Extremal functions for singular Trudinger-Moser inequalities in the entire Euclidean space

Abstract: In a previous work (Int. Math. Res. Notices 13 (2010) 2394-2426), Adimurthi-Yang proved a singular Trudinger-Moser inequality in the entire Euclidean space $\mathbb{R}^N$ $(N\geq 2)$. Precisely, if $0\leq \beta<1$ and $0<\gamma\leq1-\beta$, then there holds for any $\tau>0$, $$\sup_{u\in W^{1,N}(\mathbb{R}^N),\,\int_{\mathbb{R}^N}(|\nabla u|^N+\tau |u|^N)dx\leq 1}\int_{\mathbb{R}^N}\frac{1}{|x|^{N\beta}}\left(e^{\alpha_N\gamma|u|^{\frac{N}{N-1}}}-\sum_{k=0}^{N-2}\frac{\alpha_N^k\gamma^k|u|^{\frac{kN}{N-1}}} {k!}\right)dx<\infty,$$ where $\alpha_N=N\omega_{N-1}^{1/(N-1)}$ and $\omega_{N-1}$ is the area of the unit sphere in $\mathbb{R}^N$. The above inequality is sharp in the sense that if $\gamma>1-\beta$, all integrals are still finite but the supremum is infinity. In this paper, we concern extremal functions for these singular inequalities. The regular case $\beta=0$ has been considered by Li-Ruf (Indiana Univ. Math.

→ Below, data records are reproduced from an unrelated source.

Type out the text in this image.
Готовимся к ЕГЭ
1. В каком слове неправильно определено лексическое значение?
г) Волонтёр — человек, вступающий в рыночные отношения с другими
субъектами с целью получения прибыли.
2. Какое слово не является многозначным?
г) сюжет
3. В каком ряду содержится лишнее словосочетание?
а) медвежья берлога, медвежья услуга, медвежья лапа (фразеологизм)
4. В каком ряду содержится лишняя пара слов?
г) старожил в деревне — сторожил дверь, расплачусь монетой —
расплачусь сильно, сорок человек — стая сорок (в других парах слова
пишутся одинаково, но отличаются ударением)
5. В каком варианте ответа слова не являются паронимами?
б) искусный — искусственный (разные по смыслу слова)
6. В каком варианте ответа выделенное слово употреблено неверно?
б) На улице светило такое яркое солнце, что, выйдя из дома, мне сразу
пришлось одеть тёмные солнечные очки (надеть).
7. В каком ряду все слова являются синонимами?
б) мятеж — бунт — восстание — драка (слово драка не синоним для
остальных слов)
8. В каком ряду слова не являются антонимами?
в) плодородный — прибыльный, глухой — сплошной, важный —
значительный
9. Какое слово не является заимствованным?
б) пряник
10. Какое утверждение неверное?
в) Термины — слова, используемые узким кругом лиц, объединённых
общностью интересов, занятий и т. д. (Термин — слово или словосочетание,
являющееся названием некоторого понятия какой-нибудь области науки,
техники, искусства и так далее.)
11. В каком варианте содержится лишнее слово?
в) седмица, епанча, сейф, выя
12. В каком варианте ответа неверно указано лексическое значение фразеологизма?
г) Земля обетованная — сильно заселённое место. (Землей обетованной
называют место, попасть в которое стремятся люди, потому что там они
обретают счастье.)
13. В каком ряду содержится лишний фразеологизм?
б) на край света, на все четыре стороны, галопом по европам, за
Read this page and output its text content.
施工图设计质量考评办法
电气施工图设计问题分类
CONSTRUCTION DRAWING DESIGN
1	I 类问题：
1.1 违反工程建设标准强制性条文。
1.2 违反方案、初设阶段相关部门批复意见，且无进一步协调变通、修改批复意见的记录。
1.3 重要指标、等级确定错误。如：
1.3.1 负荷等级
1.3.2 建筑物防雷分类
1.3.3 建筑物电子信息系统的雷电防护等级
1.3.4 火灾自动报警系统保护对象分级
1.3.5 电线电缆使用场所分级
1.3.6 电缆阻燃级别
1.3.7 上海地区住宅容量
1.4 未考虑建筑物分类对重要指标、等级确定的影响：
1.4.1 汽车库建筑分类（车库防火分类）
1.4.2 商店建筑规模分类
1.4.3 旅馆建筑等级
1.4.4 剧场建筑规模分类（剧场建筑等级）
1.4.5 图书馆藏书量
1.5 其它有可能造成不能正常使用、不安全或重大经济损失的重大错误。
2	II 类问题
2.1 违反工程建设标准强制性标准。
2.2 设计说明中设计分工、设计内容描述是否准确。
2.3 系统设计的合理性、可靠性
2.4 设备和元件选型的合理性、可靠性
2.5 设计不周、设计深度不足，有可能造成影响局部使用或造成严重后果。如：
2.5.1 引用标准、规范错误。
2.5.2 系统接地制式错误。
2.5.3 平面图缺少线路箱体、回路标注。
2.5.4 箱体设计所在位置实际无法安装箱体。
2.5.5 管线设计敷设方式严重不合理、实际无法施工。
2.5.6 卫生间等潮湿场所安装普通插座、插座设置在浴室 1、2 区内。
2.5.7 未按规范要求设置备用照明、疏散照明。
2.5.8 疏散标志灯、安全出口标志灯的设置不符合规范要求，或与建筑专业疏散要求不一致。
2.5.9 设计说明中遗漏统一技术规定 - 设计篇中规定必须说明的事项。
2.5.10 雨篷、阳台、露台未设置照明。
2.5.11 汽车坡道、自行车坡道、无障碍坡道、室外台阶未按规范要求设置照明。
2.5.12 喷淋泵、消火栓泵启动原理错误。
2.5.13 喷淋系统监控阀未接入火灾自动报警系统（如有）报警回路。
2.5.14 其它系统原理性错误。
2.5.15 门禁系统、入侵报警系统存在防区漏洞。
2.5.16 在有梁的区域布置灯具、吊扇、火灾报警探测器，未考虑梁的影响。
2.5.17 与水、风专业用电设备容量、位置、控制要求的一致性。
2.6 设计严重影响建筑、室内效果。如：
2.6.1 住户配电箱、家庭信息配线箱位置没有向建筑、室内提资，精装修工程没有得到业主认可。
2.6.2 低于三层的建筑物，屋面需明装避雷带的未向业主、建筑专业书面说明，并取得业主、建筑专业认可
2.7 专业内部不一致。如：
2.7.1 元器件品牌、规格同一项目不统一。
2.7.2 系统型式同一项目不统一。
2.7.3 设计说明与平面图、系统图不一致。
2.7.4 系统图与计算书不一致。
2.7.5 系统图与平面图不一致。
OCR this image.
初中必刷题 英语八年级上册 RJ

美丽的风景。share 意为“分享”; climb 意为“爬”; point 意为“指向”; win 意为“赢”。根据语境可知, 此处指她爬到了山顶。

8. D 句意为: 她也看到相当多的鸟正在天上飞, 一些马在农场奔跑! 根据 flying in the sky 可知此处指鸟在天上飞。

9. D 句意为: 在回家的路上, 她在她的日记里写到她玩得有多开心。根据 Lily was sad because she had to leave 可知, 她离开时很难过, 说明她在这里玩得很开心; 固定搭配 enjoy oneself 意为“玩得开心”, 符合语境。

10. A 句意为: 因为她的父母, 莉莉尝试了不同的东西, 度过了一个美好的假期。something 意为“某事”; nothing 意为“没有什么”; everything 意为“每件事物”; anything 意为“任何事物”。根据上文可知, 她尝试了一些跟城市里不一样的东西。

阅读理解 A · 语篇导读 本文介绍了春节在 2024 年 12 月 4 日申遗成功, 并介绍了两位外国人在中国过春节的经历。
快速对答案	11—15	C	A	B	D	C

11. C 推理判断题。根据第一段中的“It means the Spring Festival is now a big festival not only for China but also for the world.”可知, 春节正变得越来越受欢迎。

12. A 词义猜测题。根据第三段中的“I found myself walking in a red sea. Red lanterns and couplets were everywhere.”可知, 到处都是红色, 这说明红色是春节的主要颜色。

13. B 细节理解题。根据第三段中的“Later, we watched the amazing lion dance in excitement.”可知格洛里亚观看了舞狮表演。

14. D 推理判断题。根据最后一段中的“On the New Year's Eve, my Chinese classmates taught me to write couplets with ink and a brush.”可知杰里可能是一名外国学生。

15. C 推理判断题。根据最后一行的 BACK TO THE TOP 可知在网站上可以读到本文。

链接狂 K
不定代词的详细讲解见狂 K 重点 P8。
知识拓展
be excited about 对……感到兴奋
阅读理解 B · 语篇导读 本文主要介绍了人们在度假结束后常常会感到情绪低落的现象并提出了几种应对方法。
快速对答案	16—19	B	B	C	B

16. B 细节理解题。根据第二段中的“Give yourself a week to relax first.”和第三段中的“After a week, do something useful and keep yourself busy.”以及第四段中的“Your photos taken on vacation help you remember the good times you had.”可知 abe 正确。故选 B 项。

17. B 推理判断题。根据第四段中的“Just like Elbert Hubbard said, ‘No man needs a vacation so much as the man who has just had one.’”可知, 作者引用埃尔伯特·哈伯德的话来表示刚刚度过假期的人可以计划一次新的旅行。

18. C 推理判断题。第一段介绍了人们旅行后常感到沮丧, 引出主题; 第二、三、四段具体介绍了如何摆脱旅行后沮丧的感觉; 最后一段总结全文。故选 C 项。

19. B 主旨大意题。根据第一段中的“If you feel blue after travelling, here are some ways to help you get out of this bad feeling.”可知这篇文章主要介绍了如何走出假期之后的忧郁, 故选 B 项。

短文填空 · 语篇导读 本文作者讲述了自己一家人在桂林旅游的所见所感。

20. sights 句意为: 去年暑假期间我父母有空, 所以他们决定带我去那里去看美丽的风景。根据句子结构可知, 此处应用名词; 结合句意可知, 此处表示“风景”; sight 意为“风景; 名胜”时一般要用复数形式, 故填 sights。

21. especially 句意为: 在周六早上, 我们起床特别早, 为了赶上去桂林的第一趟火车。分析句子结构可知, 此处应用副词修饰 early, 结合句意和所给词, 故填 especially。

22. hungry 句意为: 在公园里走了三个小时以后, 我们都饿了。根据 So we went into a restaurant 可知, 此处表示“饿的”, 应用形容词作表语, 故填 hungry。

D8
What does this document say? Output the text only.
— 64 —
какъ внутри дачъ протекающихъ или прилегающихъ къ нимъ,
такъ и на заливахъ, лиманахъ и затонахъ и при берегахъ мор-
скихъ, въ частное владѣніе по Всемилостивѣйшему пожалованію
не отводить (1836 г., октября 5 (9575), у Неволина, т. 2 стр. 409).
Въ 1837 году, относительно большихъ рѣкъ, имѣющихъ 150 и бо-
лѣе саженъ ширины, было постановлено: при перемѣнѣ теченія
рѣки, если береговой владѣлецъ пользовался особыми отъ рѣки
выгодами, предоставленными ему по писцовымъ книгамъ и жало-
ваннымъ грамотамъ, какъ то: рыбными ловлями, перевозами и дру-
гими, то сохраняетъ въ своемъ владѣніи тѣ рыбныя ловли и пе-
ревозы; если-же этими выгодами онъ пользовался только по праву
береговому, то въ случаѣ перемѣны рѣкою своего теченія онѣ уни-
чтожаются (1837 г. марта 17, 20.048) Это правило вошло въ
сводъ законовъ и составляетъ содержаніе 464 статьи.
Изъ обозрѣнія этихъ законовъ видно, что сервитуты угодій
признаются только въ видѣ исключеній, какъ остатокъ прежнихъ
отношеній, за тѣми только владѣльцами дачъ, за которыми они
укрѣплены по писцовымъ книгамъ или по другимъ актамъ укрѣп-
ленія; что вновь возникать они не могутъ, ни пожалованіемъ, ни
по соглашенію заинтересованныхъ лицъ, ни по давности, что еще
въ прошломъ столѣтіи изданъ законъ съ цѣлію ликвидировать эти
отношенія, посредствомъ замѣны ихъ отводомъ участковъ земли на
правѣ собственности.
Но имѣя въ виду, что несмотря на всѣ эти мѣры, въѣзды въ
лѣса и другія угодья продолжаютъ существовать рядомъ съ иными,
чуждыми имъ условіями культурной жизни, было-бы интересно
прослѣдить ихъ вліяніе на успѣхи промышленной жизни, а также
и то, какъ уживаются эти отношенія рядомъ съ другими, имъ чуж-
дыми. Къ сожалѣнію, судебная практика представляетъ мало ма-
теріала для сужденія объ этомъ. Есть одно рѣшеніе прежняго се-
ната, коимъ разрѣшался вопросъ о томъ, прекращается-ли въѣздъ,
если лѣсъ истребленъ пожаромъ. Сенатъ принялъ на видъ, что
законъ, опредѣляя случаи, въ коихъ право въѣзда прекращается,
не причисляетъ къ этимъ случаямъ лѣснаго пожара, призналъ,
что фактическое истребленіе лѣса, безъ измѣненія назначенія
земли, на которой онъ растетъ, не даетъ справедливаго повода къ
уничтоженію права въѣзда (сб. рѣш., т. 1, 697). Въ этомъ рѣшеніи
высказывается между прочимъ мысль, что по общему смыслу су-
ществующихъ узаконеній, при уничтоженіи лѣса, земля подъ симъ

J. 57 (2008) 451-480) and Ishiwata (Math. Ann. 351 (2011) 781-804). We shall investigate the singular case $0<\beta<1$ and prove that for all $\tau>0$, $0<\beta<1$ and $0<\gamma\leq 1-\beta$, extremal functions for the above inequalities exist. The proof is based on blow-up analysis.